Saturday, July 5, 2008

Frank McCourt's "Teacher Man"

I finally got a chance to read a couple books that I’ve been meaning to get to. The first one was Frank McCourt’s “Teacher Man” and the other one was Jim Walsh’s story on The Replacements, “All Over but the Shouting.”

McCourt, who came to America as a teen-ager from Ireland, taught in New York public high schools for three decades. During the time he was dismissed from a couple positions and ran into pretty much the same issues that every other high school teacher has run into. There wasn’t as much sex, drugs and alcohol as I remember my students talking about, but maybe he just left those things out as a matter of taste.
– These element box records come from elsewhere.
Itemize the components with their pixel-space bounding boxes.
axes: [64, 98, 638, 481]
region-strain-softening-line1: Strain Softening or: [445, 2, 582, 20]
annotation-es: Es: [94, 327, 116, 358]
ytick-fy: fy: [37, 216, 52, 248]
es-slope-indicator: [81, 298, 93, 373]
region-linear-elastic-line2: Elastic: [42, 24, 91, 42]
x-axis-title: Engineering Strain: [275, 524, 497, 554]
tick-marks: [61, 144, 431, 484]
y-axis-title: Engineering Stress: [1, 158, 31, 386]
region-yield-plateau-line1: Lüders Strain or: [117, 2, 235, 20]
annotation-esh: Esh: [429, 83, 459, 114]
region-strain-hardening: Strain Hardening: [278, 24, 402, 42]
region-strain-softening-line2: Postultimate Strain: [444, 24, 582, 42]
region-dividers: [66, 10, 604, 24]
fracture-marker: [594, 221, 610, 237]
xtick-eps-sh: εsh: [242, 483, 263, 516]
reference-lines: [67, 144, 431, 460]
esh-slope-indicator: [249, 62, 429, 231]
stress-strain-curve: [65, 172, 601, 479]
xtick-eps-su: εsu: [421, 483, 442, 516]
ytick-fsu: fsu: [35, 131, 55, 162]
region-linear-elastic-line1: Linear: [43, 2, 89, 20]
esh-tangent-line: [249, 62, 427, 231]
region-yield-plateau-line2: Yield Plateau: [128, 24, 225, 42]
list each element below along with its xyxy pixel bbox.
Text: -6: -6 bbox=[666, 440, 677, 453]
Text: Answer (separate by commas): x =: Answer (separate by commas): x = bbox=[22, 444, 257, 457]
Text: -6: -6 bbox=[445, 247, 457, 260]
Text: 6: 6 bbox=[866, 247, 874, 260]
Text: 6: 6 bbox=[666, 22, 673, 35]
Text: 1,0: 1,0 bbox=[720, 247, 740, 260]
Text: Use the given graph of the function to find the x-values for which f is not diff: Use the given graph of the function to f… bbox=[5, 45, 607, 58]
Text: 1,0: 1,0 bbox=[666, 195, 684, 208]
Although the book was published several years back, my reading list is quite dated. Both my sister and wife had both read the book and while my wife didn’t like it, my sister said that I should read it. My sister taught in public schools in Milwaukee for several years as a speech pathologist. She’s since left schools to a stay-at-home mom. My wife felt the book was too negative and that he didn’t even seem to enjoy being a teacher.

There was a larger point that McCourt was making, however, and I didn’t take it as being an overly negative image of education in general. Any person who has spent time in a classroom has felt his frustration with the students’ unwillingness to learn for learning sake – cripes they’re teen-agers after all, a bunch of rock-head phy-ed teachers for administrators, negligent parents, or helicopter parents who NEED to have smoke blown up their asses regarding their children’s academic abilities. It’s enough to drive you to drinking. And, of course, it has. Still, there is a sweet undercurrent to McCourt’s path as a teacher. Eventually he developed his teaching voice and recounted a few of the students who affected his life in very meaningful ways. Overall, I thought the book was a powerfully strong voice in favor of teaching. I don’t know if McCourt realized how strongly he felt about teaching until he left. Oh yeah, he wrote a book or two after he left teaching and didn’t have all of those ungraded essays staring at him.